Is that GOOGLE_SMI stuff already there? If so I guess there's not much
we can do - but it's a shame that there's the directory per variable.
Dave
> James
>
>
--
Dr. David Alan Gilbert / [email protected] / Manchester, UK
On Tue, Feb 01, 2022 at 09:24:50AM -0500, James Bottomley wrote:
> [cc's added]
> On Tue, 2022-02-01 at 14:50 +0100, Greg KH wrote:
> > On Tue, Feb 01, 2022 at 12:44:08PM +0000, Dov Murik wrote:
> [...]
> > > # ls -la /sys/kernel/security/coco/efi_secret
> > > total 0
> > > drwxr-xr-x 2 root root 0 Jun 28 11:55 .
> > > drwxr-xr-x 3 root root 0 Jun 28 11:54 ..
> > > -r--r----- 1 root root 0 Jun 28 11:54 736870e5-84f0-4973-92ec-
> > > 06879ce3da0b
> > > -r--r----- 1 root root 0 Jun 28 11:54 83c83f7f-1356-4975-8b7e-
> > > d3a0b54312c6
> > > -r--r----- 1 root root 0 Jun 28 11:54 9553f55d-3da2-43ee-ab5d-
> > > ff17f78864d2
> >
> > Please see my comments on the powerpc version of this type of thing:
> >
> > https://lore.kernel.org/r/[email protected]
>
> If you want a debate, actually cc'ing the people on the other thread
> would have been a good start ...
>
> For those added, this patch series is at:
>
> https://lore.kernel.org/all/[email protected]/
Thanks for adding everyone.
> > You all need to work together to come up with a unified place for
> > this and stop making it platform-specific.
>
> I'm not entirely sure of that.
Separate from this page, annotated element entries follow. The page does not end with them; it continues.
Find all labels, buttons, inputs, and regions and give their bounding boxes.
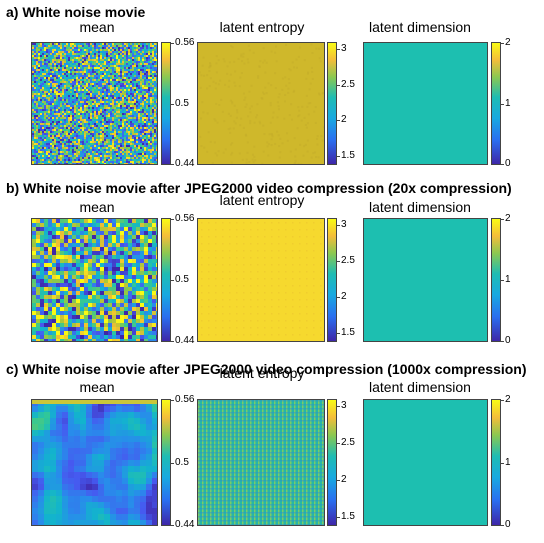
colorbar xyxy=(161,399,171,526)
colorbar-tick-label: 0.5 xyxy=(171,457,189,468)
heatmap-image xyxy=(364,43,487,164)
colorbar xyxy=(327,399,337,526)
colorbar-tick-label: 0 xyxy=(501,519,511,530)
row-title: a) White noise movie xyxy=(6,4,146,20)
colorbar xyxy=(491,399,501,526)
colorbar xyxy=(491,42,501,165)
heatmap-image xyxy=(198,43,324,164)
colorbar-tick-label: 2 xyxy=(337,114,347,125)
colorbar-tick-label: 1 xyxy=(501,274,511,285)
colorbar-tick-label: 2 xyxy=(501,37,511,48)
colorbar-tick-label: 0.44 xyxy=(170,519,195,530)
heatmap-image xyxy=(198,400,324,525)
heatmap-panel xyxy=(197,218,325,342)
colorbar xyxy=(161,218,171,342)
colorbar-tick-label: 3 xyxy=(337,219,347,230)
heatmap-panel xyxy=(363,399,488,526)
colorbar-tick-label: 2.5 xyxy=(337,437,355,448)
row-title: c) White noise movie after JPEG2000 vide… xyxy=(6,361,527,377)
heatmap-panel xyxy=(363,42,488,165)
colorbar-tick-label: 2 xyxy=(501,394,511,405)
row-title: b) White noise movie after JPEG2000 vide… xyxy=(6,180,512,196)
colorbar-tick-label: 0.44 xyxy=(170,335,195,346)
heatmap-image xyxy=(32,400,157,525)
colorbar-tick-label: 0.5 xyxy=(171,98,189,109)
heatmap-panel xyxy=(197,42,325,165)
colorbar-tick-label: 2.5 xyxy=(337,79,355,90)
colorbar-tick-label: 0 xyxy=(501,335,511,346)
colorbar-tick-label: 0 xyxy=(501,158,511,169)
colorbar-tick-label: 0.44 xyxy=(170,158,195,169)
colorbar-tick-label: 0.56 xyxy=(170,394,195,405)
colorbar-tick-label: 2.5 xyxy=(337,255,355,266)
colorbar xyxy=(491,218,501,342)
colorbar-tick-label: 1 xyxy=(501,457,511,468)
colorbar-tick-label: 1.5 xyxy=(337,150,355,161)
panel-title: mean xyxy=(79,379,115,395)
panel-title: mean xyxy=(79,199,115,215)
heatmap-image xyxy=(364,219,487,341)
heatmap-panel xyxy=(31,399,158,526)
colorbar-tick-label: 1.5 xyxy=(337,511,355,522)
colorbar-tick-label: 1 xyxy=(501,98,511,109)
panel-title: latent dimension xyxy=(369,379,471,395)
colorbar-tick-label: 0.56 xyxy=(170,213,195,224)
heatmap-panel xyxy=(31,42,158,165)
panel-title: mean xyxy=(79,19,115,35)
colorbar-tick-label: 0.56 xyxy=(170,37,195,48)
colorbar-tick-label: 3 xyxy=(337,400,347,411)
colorbar-tick-label: 3 xyxy=(337,43,347,54)
colorbar xyxy=(327,42,337,165)
panel-title: latent entropy xyxy=(219,365,305,381)
colorbar-tick-label: 2 xyxy=(337,291,347,302)
heatmap-image xyxy=(32,219,157,341)
panel-title: latent dimension xyxy=(369,19,471,35)
heatmap-panel xyxy=(31,218,158,342)
heatmap-panel xyxy=(363,218,488,342)
colorbar xyxy=(161,42,171,165)
heatmap-image xyxy=(198,219,324,341)
heatmap-image xyxy=(32,43,157,164)
panel-title: latent dimension xyxy=(369,199,471,215)
panel-title: latent entropy xyxy=(219,192,305,208)
colorbar-tick-label: 0.5 xyxy=(171,274,189,285)
colorbar xyxy=(327,218,337,342)
colorbar-tick-label: 1.5 xyxy=(337,327,355,338)
heatmap-panel xyxy=(197,399,325,526)
panel-title: latent entropy xyxy=(219,19,305,35)
colorbar-tick-label: 2 xyxy=(337,474,347,485)
heatmap-image xyxy=(364,400,487,525)
colorbar-tick-label: 2 xyxy=(501,213,511,224)
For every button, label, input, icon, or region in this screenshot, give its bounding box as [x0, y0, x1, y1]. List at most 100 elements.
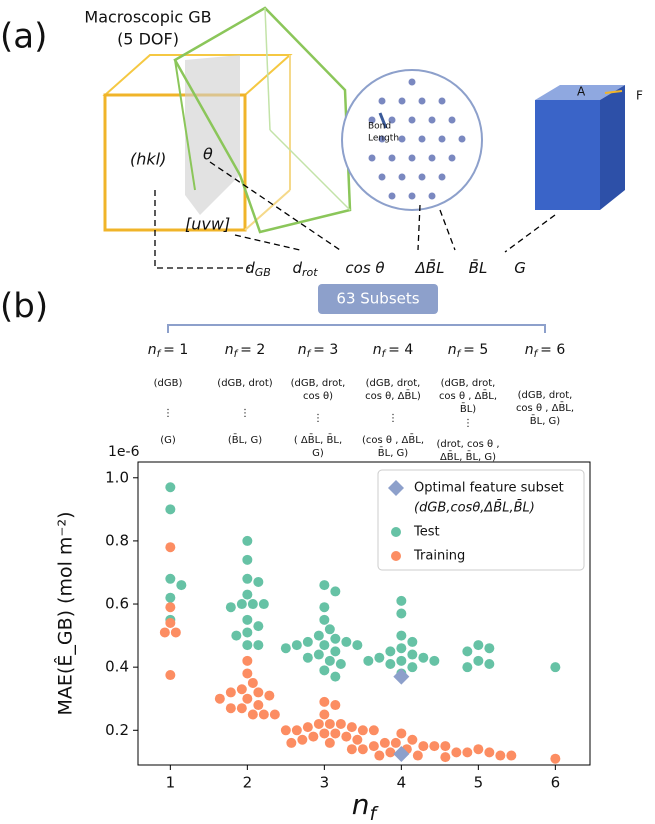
data-point: [335, 718, 346, 729]
data-point: [341, 636, 352, 647]
data-point: [352, 734, 363, 745]
atom: [388, 154, 396, 162]
feature-symbol: d: [292, 259, 302, 277]
x-tick-label: 6: [551, 774, 561, 792]
data-point: [550, 662, 561, 673]
feature-symbol: ΔB̄L: [415, 258, 445, 277]
x-label-sub: f: [370, 803, 380, 824]
atom: [378, 135, 386, 143]
subset-dots: ⋮: [163, 408, 173, 419]
x-tick-label: 3: [320, 774, 330, 792]
diagram-title: Macroscopic GB: [84, 8, 211, 27]
data-point: [418, 652, 429, 663]
data-point: [473, 744, 484, 755]
data-point: [165, 602, 176, 613]
data-point: [242, 640, 253, 651]
column-header: nf = 4: [373, 342, 414, 360]
subset-dots: ⋮: [313, 413, 323, 424]
atom: [418, 173, 426, 181]
data-point: [379, 737, 390, 748]
subset-first: cos θ , ΔB̄L,: [516, 401, 574, 414]
angle-label: θ: [203, 145, 213, 164]
atom: [408, 154, 416, 162]
data-point: [236, 703, 247, 714]
data-point: [313, 630, 324, 641]
column-count: = 6: [540, 342, 565, 358]
bond-label: Length: [368, 134, 399, 144]
atom: [418, 97, 426, 105]
subset-last: (G): [160, 435, 176, 446]
data-point: [407, 636, 418, 647]
data-point: [407, 649, 418, 660]
data-point: [176, 580, 187, 591]
legend-marker: [391, 527, 401, 537]
plane-label: (hkl): [130, 150, 166, 169]
data-point: [462, 747, 473, 758]
f-subscript: f: [307, 349, 312, 360]
data-point: [253, 687, 264, 698]
data-point: [385, 659, 396, 669]
subset-first: B̄L, G): [530, 414, 561, 427]
panel-label: (b): [0, 287, 48, 327]
data-point: [236, 684, 247, 695]
data-point: [165, 592, 176, 603]
data-point: [374, 750, 385, 761]
data-point: [170, 627, 181, 638]
data-point: [324, 718, 335, 729]
data-point: [363, 655, 374, 666]
feature-label: drot: [292, 259, 318, 280]
f-subscript: f: [534, 349, 539, 360]
data-point: [242, 614, 253, 625]
data-point: [324, 624, 335, 635]
atom: [438, 135, 446, 143]
diagram-subtitle: (5 DOF): [117, 30, 179, 49]
data-point: [429, 741, 440, 752]
atom: [408, 192, 416, 200]
data-point: [286, 737, 297, 748]
data-point: [473, 655, 484, 666]
data-point: [165, 573, 176, 584]
legend-label: Training: [413, 549, 465, 564]
data-point: [231, 630, 242, 641]
data-point: [385, 747, 396, 758]
data-point: [495, 750, 506, 761]
data-point: [225, 703, 236, 714]
data-point: [330, 728, 341, 739]
data-point: [280, 725, 291, 736]
data-point: [165, 504, 176, 515]
column-count: = 3: [313, 342, 338, 358]
data-point: [159, 627, 170, 638]
y-tick-label: 0.2: [105, 721, 129, 739]
data-point: [253, 576, 264, 587]
data-point: [242, 668, 253, 679]
data-point: [225, 602, 236, 613]
feature-subscript: GB: [255, 266, 271, 279]
atom: [398, 135, 406, 143]
data-point: [253, 700, 264, 711]
legend-box: [377, 469, 585, 571]
subset-first: (dGB, drot): [217, 378, 272, 389]
crystal-diagram: [102, 6, 625, 333]
column-header: nf = 6: [525, 342, 566, 360]
data-point: [247, 709, 258, 720]
atom: [428, 116, 436, 124]
atom: [408, 78, 416, 86]
data-point: [258, 709, 269, 720]
legend-marker: [388, 480, 404, 496]
data-point: [506, 750, 517, 761]
data-point: [407, 662, 418, 673]
data-point: [346, 722, 357, 733]
data-point: [319, 602, 330, 613]
atom: [388, 192, 396, 200]
n-symbol: n: [448, 342, 457, 358]
data-point: [242, 627, 253, 638]
column-header: nf = 2: [225, 342, 266, 360]
data-point: [473, 640, 484, 651]
data-point: [319, 640, 330, 651]
atom: [398, 173, 406, 181]
subset-first: (dGB, drot,: [441, 378, 496, 389]
data-point: [440, 752, 451, 763]
data-point: [165, 617, 176, 628]
data-point: [242, 655, 253, 666]
subset-first: B̄L): [460, 402, 476, 415]
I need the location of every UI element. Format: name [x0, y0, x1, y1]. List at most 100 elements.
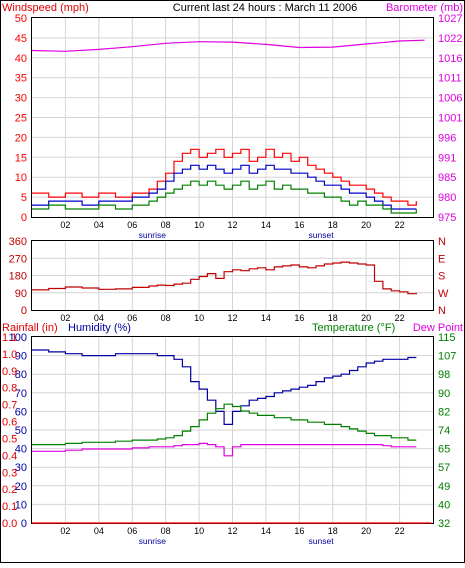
dir-y2-tick-label: N	[438, 236, 446, 248]
humidity-y-tick-label: 20	[15, 481, 27, 493]
wind-low-line	[32, 180, 417, 214]
dir-y-tick-label: 360	[9, 236, 27, 248]
dir-y2-tick-label: S	[438, 271, 445, 283]
humidity-y2-tick-label: 107	[438, 351, 456, 363]
climate-x-tick-label: 22	[395, 526, 405, 536]
climate-x-tick-label: 14	[261, 526, 271, 536]
dir-x-tick-label: 16	[294, 313, 304, 323]
humidity-y-tick-label: 10	[15, 499, 27, 511]
humidity-y2-tick-label: 82	[438, 406, 450, 418]
wind-x-tick-label: 08	[161, 220, 171, 230]
rainfall-label: Rainfall (in)	[2, 322, 58, 334]
wind-y2-tick-label: 996	[438, 132, 456, 144]
climate-x-tick-label: 08	[161, 526, 171, 536]
wind-y2-tick-label: 1016	[438, 53, 462, 65]
humidity-y-tick-label: 30	[15, 462, 27, 474]
wind-x-tick-label: 20	[361, 220, 371, 230]
wind-gust-line	[32, 148, 417, 206]
wind-x-tick-label: 02	[60, 220, 70, 230]
wind-y-tick-label: 25	[15, 113, 27, 125]
humidity-y2-tick-label: 74	[438, 425, 450, 437]
rain-y-tick-label: 0.2	[2, 484, 17, 496]
wind-y-tick-label: 0	[21, 212, 27, 224]
dir-x-tick-label: 18	[328, 313, 338, 323]
humidity-y-tick-label: 70	[15, 388, 27, 400]
dir-x-tick-label: 02	[60, 313, 70, 323]
rain-y-tick-label: 0.1	[2, 501, 17, 513]
dir-x-tick-label: 04	[94, 313, 104, 323]
wind-y2-tick-label: 1022	[438, 33, 462, 45]
temperature-line	[32, 403, 417, 446]
dir-y2-tick-label: E	[438, 253, 445, 265]
rain-y-tick-label: 0.3	[2, 467, 17, 479]
wind-x-tick-label: 04	[94, 220, 104, 230]
rain-y-tick-label: 0.7	[2, 400, 17, 412]
rain-y-tick-label: 1.0	[2, 349, 17, 361]
wind-y2-tick-label: 1006	[438, 93, 462, 105]
humidity-y-tick-label: 80	[15, 369, 27, 381]
climate-x-tick-label: 12	[227, 526, 237, 536]
grid-layer	[32, 18, 433, 523]
wind-x-tick-label: 10	[194, 220, 204, 230]
wind-direction-line	[32, 261, 417, 295]
wind-x-tick-label: 06	[127, 220, 137, 230]
climate-sunset-label: sunset	[309, 536, 335, 546]
barometer-line	[31, 39, 425, 52]
wind-x-tick-label: 22	[395, 220, 405, 230]
wind-y2-tick-label: 975	[438, 212, 456, 224]
wind-y2-tick-label: 1027	[438, 13, 462, 25]
wind-y-tick-label: 15	[15, 152, 27, 164]
wind-y-tick-label: 30	[15, 93, 27, 105]
dir-x-tick-label: 20	[361, 313, 371, 323]
wind-y-tick-label: 10	[15, 172, 27, 184]
humidity-line	[32, 349, 417, 425]
climate-x-tick-label: 18	[328, 526, 338, 536]
wind-x-tick-label: 16	[294, 220, 304, 230]
wind-y-tick-label: 35	[15, 73, 27, 85]
humidity-y2-tick-label: 32	[438, 518, 450, 530]
rain-y-tick-label: 0.8	[2, 383, 17, 395]
humidity-y2-tick-label: 90	[438, 388, 450, 400]
wind-y2-tick-label: 1011	[438, 73, 462, 85]
climate-x-tick-label: 04	[94, 526, 104, 536]
wind-y2-tick-label: 1001	[438, 113, 462, 125]
wind-x-tick-label: 12	[227, 220, 237, 230]
wind-y2-tick-label: 980	[438, 192, 456, 204]
humidity-label: Humidity (%)	[68, 322, 131, 334]
wind-y-tick-label: 5	[21, 192, 27, 204]
windspeed-label: Windspeed (mph)	[2, 2, 89, 14]
dir-x-tick-label: 08	[161, 313, 171, 323]
series-layer	[31, 39, 432, 524]
climate-x-tick-label: 20	[361, 526, 371, 536]
wind-x-tick-label: 18	[328, 220, 338, 230]
dir-y-tick-label: 90	[15, 288, 27, 300]
wind-y2-tick-label: 985	[438, 172, 456, 184]
dir-y2-tick-label: W	[438, 288, 449, 300]
humidity-y2-tick-label: 57	[438, 462, 450, 474]
rain-y-tick-label: 0.5	[2, 433, 17, 445]
humidity-y-tick-label: 100	[9, 332, 27, 344]
wind-sunrise-label: sunrise	[139, 230, 167, 240]
humidity-y-tick-label: 50	[15, 425, 27, 437]
wind-x-tick-label: 14	[261, 220, 271, 230]
dir-x-tick-label: 22	[395, 313, 405, 323]
panel-wind-frame	[31, 17, 434, 218]
dewpoint-line	[32, 442, 417, 457]
wind-y-tick-label: 45	[15, 33, 27, 45]
rain-y-tick-label: 0.6	[2, 417, 17, 429]
wind-sunset-label: sunset	[309, 230, 335, 240]
climate-x-tick-label: 16	[294, 526, 304, 536]
humidity-y2-tick-label: 115	[438, 332, 456, 344]
dir-x-tick-label: 10	[194, 313, 204, 323]
dir-y-tick-label: 270	[9, 253, 27, 265]
temperature-label: Temperature (°F)	[312, 322, 395, 334]
barometer-label: Barometer (mb)	[386, 2, 463, 14]
wind-y-tick-label: 50	[15, 13, 27, 25]
dir-y-tick-label: 0	[21, 305, 27, 317]
dir-x-tick-label: 12	[227, 313, 237, 323]
climate-x-tick-label: 10	[194, 526, 204, 536]
climate-x-tick-label: 02	[60, 526, 70, 536]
If you look at the differences between
> EFI variables and the COCO proposal: the former has an update API
> which, in the case of signed variables, is rather complex and a UC16
> content requirement. The latter is binary data with read only/delete.
> Plus each variable in EFI is described by a GUID, so having a directory
> of random guids, some of which behave like COCO secrets and some of
> which are EFI variables is going to be incredibly confusing (and also
> break all our current listing tools which seems somewhat undesirable).
>
> So we could end up with
>
> <common path prefix>/efivar
> <common path prefix>/coco
The powerpc stuff is not efi. But yes, that is messy here. But why
doesn't the powerpc follow the coco standard?
> To achieve the separation, but I really don't see what this buys us.
> Both filesystems would likely end up with different backends because of
> the semantic differences and we can easily start now in different
> places (effectively we've already done this for efi variables) and
> unify later if that is the chosen direction, so it doesn't look like a
> blocker.
>
> > Until then, we can't take this.
>
> I don't believe anyone was asking you to take it.
I was on the review list...
On Tue, Feb 01, 2022 at 09:24:50AM -0500, James Bottomley wrote:
> On Tue, 2022-02-01 at 14:50 +0100, Greg KH wrote:
> > You all need to work together to come up with a unified place for
> > this and stop making it platform-specific.
We're talking about things that have massively different semantics. How
do we expose that without an unwieldy API that has to try to be a
superset of everything implemented, which then has to be extended when
yet another implementation shows up with another behavioural quirk? EFI
variables already need extremely careful handling to avoid rm -rf /sys
bricking the system - should we impose that on everything, or should we
allow the underlying implementation to leak through in some ways?